UNCTAD also provides complementary advisory and technical assistance to support developing countries’ policy reforms, negotiation of international investment agreements, and investment promotion capabilities. UNCTAD has assisted developing countries in tackling the practical challenges related to investment. It also has helped to spearhead a promising effort among Latin American countries to establish an advisory center that could help them to avoid investment disputes and better manage them when they do occur, potentially benefiting both the recipient countries as well as the investors. The United States has high regard for and actively participates in UNCTAD’s Investment Policy Reviews of developing countries, which focus attention at the highest levels of developing nations’ governments on the steps needed to succeed in competing for investment.
2009 saw a new level of collaboration emerge between UNCTAD and OECD as the G20 called for them to jointly monitor and produce quarterly reports on measures relevant to their pledge to avoid protectionism. Identifying and evaluating investment-related measures is critical to governments’ efforts to hold one another accountable. Those countries that have been most successful in attracting investment have a special role to play in supporting and guiding these institutions’ efforts and in sharing their own national experiences with those nations who aspire to match their success.

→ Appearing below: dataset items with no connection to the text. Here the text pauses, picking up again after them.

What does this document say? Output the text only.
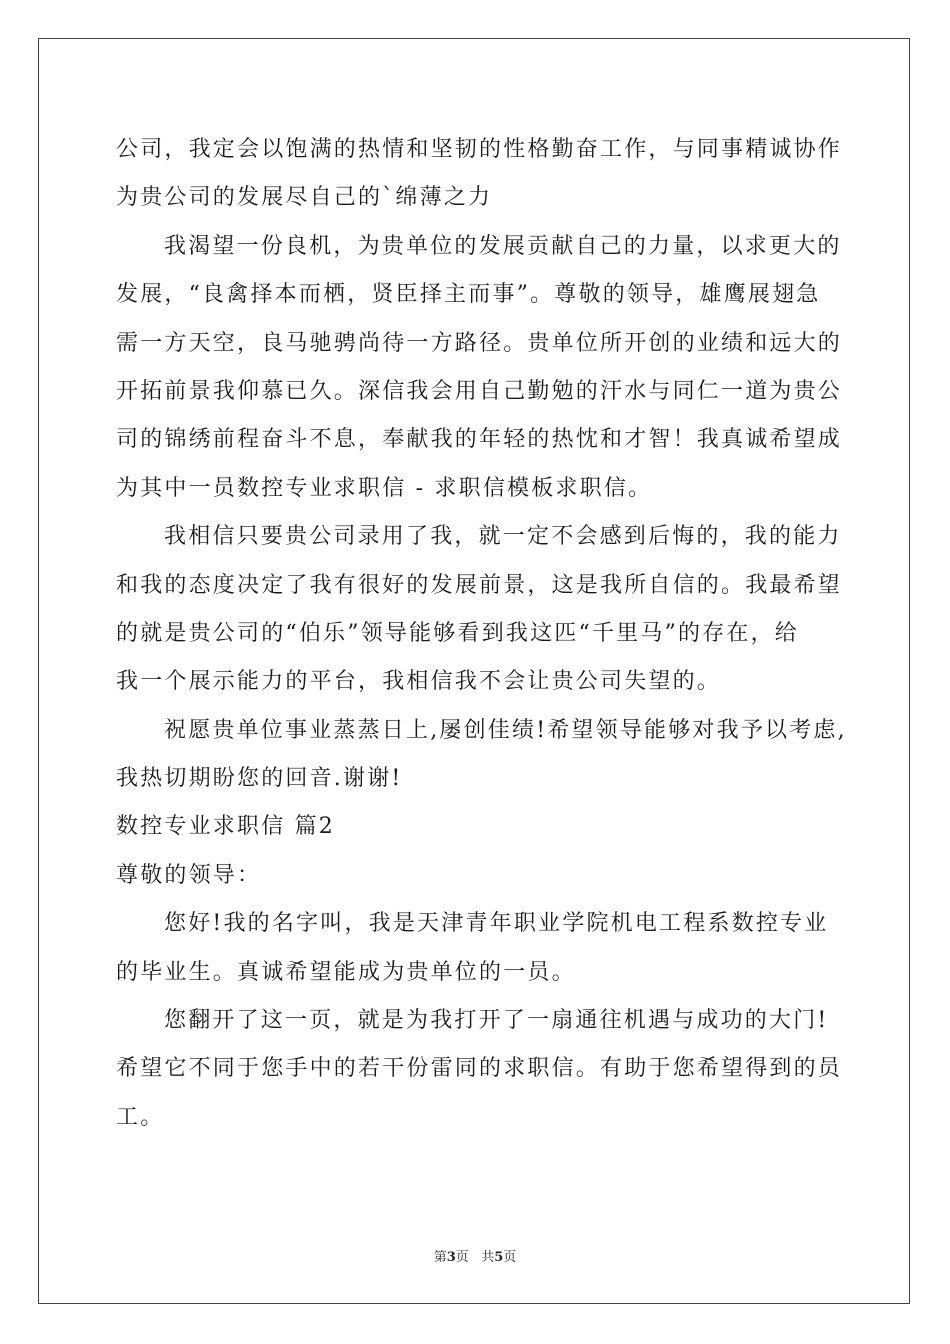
公司，我定会以饱满的热情和坚韧的性格勤奋工作，与同事精诚协作
为贵公司的发展尽自己的`绵薄之力
我渴望一份良机，为贵单位的发展贡献自己的力量，以求更大的
发展，“良禽择本而栖，贤臣择主而事”。尊敬的领导，雄鹰展翅急
需一方天空，良马驰骋尚待一方路径。贵单位所开创的业绩和远大的
开拓前景我仰慕已久。深信我会用自己勤勉的汗水与同仁一道为贵公
司的锦绣前程奋斗不息，奉献我的年轻的热忱和才智！我真诚希望成
为其中一员数控专业求职信 - 求职信模板求职信。
我相信只要贵公司录用了我，就一定不会感到后悔的，我的能力
和我的态度决定了我有很好的发展前景，这是我所自信的。我最希望
的就是贵公司的“伯乐”领导能够看到我这匹“千里马”的存在，给
我一个展示能力的平台，我相信我不会让贵公司失望的。
祝愿贵单位事业蒸蒸日上,屡创佳绩!希望领导能够对我予以考虑,
我热切期盼您的回音.谢谢!
数控专业求职信 篇2
尊敬的领导：
您好!我的名字叫，我是天津青年职业学院机电工程系数控专业
的毕业生。真诚希望能成为贵单位的一员。
您翻开了这一页，就是为我打开了一扇通往机遇与成功的大门!
希望它不同于您手中的若干份雷同的求职信。有助于您希望得到的员
工。
第3页   共5页
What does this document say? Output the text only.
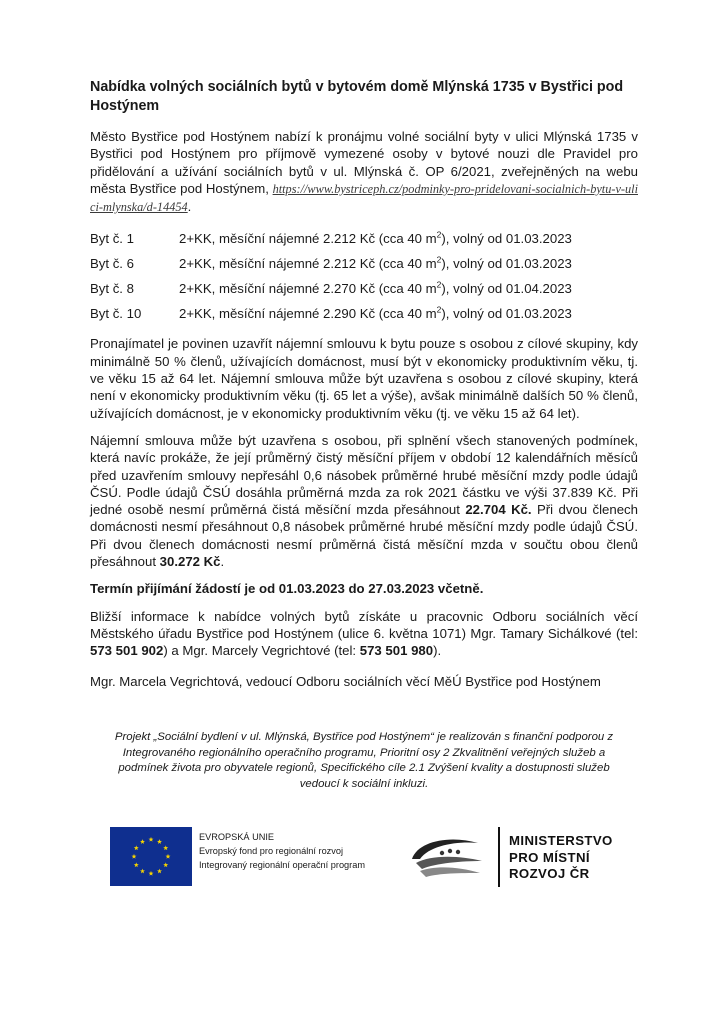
Nabídka volných sociálních bytů v bytovém domě Mlýnská 1735 v Bystřici pod Hostýnem

Město Bystřice pod Hostýnem nabízí k pronájmu volné sociální byty v ulici Mlýnská 1735 v Bystřici pod Hostýnem pro příjmově vymezené osoby v bytové nouzi dle Pravidel pro přidělování a užívání sociálních bytů v ul. Mlýnská č. OP 6/2021, zveřejněných na webu města Bystřice pod Hostýnem, https://www.bystriceph.cz/podminky-pro-pridelovani-socialnich-bytu-v-ulici-mlynska/d-14454.

Byt č. 1	2+KK, měsíční nájemné 2.212 Kč (cca 40 $m^2$), volný od 01.03.2023
Byt č. 6	2+KK, měsíční nájemné 2.212 Kč (cca 40 $m^2$), volný od 01.03.2023
Byt č. 8	2+KK, měsíční nájemné 2.270 Kč (cca 40 $m^2$), volný od 01.04.2023
Byt č. 10	2+KK, měsíční nájemné 2.290 Kč (cca 40 $m^2$), volný od 01.03.2023

Pronajímatel je povinen uzavřít nájemní smlouvu k bytu pouze s osobou z cílové skupiny, kdy minimálně 50 % členů, užívajících domácnost, musí být v ekonomicky produktivním věku, tj. ve věku 15 až 64 let. Nájemní smlouva může být uzavřena s osobou z cílové skupiny, která není v ekonomicky produktivním věku (tj. 65 let a výše), avšak minimálně dalších 50 % členů, užívajících domácnost, je v ekonomicky produktivním věku (tj. ve věku 15 až 64 let).

Nájemní smlouva může být uzavřena s osobou, při splnění všech stanovených podmínek, která navíc prokáže, že její průměrný čistý měsíční příjem v období 12 kalendářních měsíců před uzavřením smlouvy nepřesáhl 0,6 násobek průměrné hrubé měsíční mzdy podle údajů ČSÚ. Podle údajů ČSÚ dosáhla průměrná mzda za rok 2021 částku ve výši 37.839 Kč. Při jedné osobě nesmí průměrná čistá měsíční mzda přesáhnout 22.704 Kč. Při dvou členech domácnosti nesmí přesáhnout 0,8 násobek průměrné hrubé měsíční mzdy podle údajů ČSÚ. Při dvou členech domácnosti nesmí průměrná čistá měsíční mzda v součtu obou členů přesáhnout 30.272 Kč.

Termín přijímání žádostí je od 01.03.2023 do 27.03.2023 včetně.

Bližší informace k nabídce volných bytů získáte u pracovnic Odboru sociálních věcí Městského úřadu Bystřice pod Hostýnem (ulice 6. května 1071) Mgr. Tamary Sichálkové (tel: 573 501 902) a Mgr. Marcely Vegrichtové (tel: 573 501 980).

Mgr. Marcela Vegrichtová, vedoucí Odboru sociálních věcí MěÚ Bystřice pod Hostýnem
Projekt „Sociální bydlení v ul. Mlýnská, Bystřice pod Hostýnem“ je realizován s finanční podporou z Integrovaného regionálního operačního programu, Prioritní osy 2 Zkvalitnění veřejných služeb a podmínek života pro obyvatele regionů, Specifického cíle 2.1 Zvýšení kvality a dostupnosti služeb vedoucí k sociální inkluzi.
EVROPSKÁ UNIE
Evropský fond pro regionální rozvoj
Integrovaný regionální operační program
MINISTERSTVO
PRO MÍSTNÍ
ROZVOJ ČR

UNCTAD should be congratulated on its excellent work at this Forum to focus high-level attention on how much of our shared prosperity depends on foreign investment, by attracting senior officials from governments and a broad set of stakeholders. The United States hopes that the serious issues identified by our discussion today will encourage both UNCTAD and OECD to deepen their collaboration, and also to organize a single international meeting of this caliber to continue our high-level discussions next year.